Liliana da
Escóssia Melo
Por ter
sido Vozinho um jornalista, homem afeito às letras, e ser eu uma psicóloga,
professora, igualmente afeita às letras, quase viciada em saber - saber do
mundo, das pessoas, de suas semelhanças e diferenças, seus encantos e
desencantos, seus medos e ousadias, suas capacidades inventivas e destrutivas,
enfim, de tudo que é "humano, demasiadamente humano" - era de se
esperar que a grande influência exercida por ele na minha vida fosse o gosto, a
curiosidade e o interesse pelo conhecimento. Não que isso não seja verdade.
Mas Vozinho
deixou-me outras coisas. Deixou-me, principalmente, um imenso gosto pela vida.

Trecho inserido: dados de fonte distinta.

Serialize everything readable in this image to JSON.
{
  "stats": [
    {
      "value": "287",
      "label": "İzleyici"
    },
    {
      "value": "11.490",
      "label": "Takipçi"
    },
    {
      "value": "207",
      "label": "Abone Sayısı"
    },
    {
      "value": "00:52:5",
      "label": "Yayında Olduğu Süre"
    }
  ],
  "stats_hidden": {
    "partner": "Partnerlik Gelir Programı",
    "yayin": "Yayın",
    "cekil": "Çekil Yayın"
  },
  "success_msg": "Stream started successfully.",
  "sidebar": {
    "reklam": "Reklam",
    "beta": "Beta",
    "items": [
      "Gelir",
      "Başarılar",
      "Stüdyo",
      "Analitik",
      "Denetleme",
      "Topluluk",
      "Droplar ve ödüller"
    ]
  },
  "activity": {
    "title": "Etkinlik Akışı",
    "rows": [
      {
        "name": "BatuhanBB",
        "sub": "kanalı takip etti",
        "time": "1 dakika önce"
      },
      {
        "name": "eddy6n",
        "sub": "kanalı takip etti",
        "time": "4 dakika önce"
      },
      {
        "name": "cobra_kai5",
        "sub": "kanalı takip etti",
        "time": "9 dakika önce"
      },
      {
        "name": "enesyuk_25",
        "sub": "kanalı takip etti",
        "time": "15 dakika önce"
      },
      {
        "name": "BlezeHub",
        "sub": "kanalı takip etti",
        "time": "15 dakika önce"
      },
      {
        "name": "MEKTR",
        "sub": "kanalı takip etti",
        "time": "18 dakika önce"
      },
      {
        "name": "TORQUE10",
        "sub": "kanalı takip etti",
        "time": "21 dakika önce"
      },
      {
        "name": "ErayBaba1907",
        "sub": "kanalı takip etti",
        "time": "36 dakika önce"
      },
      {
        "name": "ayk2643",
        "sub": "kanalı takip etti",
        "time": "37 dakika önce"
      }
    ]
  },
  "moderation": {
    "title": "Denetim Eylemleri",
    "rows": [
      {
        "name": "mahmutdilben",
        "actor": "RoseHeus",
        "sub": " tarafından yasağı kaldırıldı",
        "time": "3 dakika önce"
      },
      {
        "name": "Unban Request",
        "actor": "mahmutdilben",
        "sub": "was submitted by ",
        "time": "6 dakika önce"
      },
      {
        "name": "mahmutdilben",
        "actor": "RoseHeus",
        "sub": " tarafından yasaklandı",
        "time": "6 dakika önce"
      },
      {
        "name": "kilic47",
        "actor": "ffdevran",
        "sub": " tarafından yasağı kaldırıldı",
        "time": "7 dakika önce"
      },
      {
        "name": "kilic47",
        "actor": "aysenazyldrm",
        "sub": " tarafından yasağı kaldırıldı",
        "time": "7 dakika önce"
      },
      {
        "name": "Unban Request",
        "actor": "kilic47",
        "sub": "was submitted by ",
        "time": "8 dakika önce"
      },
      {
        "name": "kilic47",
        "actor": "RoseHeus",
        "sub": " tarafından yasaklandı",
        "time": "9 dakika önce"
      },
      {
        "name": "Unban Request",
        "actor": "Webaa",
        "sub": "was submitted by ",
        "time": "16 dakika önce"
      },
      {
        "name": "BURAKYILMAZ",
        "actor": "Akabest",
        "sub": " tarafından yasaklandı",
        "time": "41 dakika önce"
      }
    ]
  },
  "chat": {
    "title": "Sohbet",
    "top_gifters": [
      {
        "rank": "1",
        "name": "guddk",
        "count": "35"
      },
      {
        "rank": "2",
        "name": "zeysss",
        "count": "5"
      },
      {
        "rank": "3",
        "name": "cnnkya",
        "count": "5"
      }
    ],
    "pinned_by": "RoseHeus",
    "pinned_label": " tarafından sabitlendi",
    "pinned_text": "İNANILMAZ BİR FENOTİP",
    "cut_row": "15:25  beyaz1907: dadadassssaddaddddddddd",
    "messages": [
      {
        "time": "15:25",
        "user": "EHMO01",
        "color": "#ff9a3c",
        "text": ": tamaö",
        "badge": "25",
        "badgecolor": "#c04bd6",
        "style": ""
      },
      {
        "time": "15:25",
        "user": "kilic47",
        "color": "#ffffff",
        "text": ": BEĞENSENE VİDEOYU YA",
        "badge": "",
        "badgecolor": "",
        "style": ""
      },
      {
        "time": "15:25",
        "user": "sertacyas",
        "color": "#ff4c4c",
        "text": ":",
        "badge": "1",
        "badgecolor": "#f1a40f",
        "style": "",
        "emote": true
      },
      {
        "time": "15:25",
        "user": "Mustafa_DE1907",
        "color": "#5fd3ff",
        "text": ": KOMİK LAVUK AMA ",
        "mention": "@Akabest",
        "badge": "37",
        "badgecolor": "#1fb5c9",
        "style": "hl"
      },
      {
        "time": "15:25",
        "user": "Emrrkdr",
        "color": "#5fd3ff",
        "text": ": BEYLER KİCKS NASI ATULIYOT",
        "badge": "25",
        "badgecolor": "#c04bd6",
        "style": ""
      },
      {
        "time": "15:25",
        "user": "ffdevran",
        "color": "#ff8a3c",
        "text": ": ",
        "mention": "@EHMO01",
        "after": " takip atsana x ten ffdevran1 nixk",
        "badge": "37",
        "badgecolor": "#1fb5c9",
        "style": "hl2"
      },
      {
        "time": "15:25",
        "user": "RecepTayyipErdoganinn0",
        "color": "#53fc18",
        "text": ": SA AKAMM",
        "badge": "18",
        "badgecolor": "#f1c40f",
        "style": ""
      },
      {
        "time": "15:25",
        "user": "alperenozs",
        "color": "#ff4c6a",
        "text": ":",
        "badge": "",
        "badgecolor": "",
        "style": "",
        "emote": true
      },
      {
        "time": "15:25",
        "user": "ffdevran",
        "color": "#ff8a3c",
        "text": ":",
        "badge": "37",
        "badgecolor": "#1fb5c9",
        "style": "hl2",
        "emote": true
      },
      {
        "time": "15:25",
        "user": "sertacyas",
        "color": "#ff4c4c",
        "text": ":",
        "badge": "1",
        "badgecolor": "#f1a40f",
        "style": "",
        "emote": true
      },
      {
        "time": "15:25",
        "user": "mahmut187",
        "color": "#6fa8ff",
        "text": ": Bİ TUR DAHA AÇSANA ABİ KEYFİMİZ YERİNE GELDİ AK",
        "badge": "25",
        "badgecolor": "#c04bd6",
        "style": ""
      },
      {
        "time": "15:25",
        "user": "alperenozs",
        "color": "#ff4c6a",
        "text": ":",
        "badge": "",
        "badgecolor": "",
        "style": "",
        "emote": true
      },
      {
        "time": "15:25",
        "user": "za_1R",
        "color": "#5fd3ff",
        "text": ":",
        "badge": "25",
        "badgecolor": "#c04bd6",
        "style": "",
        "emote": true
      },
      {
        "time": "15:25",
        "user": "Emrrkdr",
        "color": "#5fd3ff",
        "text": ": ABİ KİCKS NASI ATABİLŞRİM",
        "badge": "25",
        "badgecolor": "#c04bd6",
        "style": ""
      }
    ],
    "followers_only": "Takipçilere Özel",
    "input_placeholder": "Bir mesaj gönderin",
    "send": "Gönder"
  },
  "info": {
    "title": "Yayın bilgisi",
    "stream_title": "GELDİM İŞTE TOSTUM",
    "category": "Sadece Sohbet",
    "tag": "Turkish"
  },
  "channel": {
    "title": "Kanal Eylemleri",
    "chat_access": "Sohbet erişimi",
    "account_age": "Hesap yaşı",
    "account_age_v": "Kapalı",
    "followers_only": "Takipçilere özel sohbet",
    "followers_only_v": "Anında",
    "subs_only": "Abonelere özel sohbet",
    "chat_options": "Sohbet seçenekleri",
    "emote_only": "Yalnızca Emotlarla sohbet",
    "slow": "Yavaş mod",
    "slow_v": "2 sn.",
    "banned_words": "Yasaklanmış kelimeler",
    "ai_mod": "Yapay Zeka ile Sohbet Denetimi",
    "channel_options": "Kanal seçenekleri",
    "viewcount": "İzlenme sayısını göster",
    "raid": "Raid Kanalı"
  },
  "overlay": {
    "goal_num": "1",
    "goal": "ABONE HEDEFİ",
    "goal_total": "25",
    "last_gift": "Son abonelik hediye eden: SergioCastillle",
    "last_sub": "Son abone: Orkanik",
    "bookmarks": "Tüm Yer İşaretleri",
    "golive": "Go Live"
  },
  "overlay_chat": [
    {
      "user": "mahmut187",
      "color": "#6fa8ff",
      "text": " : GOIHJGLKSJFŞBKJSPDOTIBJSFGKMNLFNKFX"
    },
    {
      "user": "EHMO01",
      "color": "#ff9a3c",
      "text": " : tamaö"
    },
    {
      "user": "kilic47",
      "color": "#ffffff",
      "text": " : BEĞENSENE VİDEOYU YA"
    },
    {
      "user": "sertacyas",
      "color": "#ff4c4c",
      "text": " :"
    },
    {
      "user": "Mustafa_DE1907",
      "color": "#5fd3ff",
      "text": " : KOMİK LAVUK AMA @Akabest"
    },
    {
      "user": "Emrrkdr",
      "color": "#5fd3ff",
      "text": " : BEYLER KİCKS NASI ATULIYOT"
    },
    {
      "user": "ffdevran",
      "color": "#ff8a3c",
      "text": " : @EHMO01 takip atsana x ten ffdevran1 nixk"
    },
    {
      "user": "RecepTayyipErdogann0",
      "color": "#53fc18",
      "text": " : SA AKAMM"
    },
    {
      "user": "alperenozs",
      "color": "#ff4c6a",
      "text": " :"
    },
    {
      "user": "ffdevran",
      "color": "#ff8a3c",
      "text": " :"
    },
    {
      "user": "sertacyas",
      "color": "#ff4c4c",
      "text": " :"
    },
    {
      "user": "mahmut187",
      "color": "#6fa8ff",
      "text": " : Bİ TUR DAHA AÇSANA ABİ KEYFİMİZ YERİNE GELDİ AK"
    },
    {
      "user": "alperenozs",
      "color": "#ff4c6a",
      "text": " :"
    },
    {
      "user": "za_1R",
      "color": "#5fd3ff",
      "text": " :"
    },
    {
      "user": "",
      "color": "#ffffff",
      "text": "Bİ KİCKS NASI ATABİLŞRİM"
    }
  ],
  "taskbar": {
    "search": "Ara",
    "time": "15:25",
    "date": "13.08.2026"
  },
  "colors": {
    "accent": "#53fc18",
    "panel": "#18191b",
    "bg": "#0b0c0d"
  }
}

Não a vida em seu sentido mais abstrato e idealizado, mas a vida concreta, que
se traduz nos espaços que escolhemos para habitar, nas atividades que
realizamos cotidianamente, na rede de amigos e amores que construímos ao longo
da vida, nos sonhos que insistimos em realizar, nas nossas pequenas e grandes
ações, nos nossos desejos.
Deixou-me
ainda um compromisso ético com a vida: nunca se submeter àquilo que nos
enfraquece, que nos subtrai a potência do viver. Vozinho era assim: apostava
numa vida bela, bem vivida e intensa. Mesmo que isso resultasse numa vida
"menos extensa". Personagem paradoxal, a um só tempo, eficiente
e suave, firme e terno, beligerante e delicado, pesado e leve. Leve, ao ponto
de me acompanhar - em seus primeiros tempos de viuvez - nas minhas primeiras
incursões aos salões de dança. E não pensem que era para dançar valsa. Quando
encontro algumas amigas da adolescência elas lembram sempre de Vozinho dançando
rock com a gente na ACDP (ainda existe?), ou em alguma boate da cidade, quando
íamos de Natal passar férias em Mossoró. Vivemos isso com o prazer de quem vive
algo surpreendente e encantador. A sua presença lúdica e protetora
(juntamente com Badi) foi um ingrediente indispensável para que pudéssemos
experimentar as aventuras próprias daquela idade.
É bem
verdade que Vozinho era desmedido em alguns aspectos, como, por exemplo, em
relação a sua dieta alimentar. Mas, ao mesmo tempo, havia nele uma sabedoria
das doses e das misturas, sabedoria própria dos artistas, dos que operam
misturas inusitadas entre cores e formas a fim de produzir uma obra. Vozinho
era assim: na sua mistura de ingredientes produziu gestos, textos, livros,
jornais, amigos, uma imensa família, uma bela vida, uma obra de arte.
Lembrar de
Vozinho é um exercício que situo entre a vida e o póstumo, entre a alegria de
quem ganhou algo que nunca perderá e a saudade de um tempo irreversível, que
permanece marcado na memória e no corpo.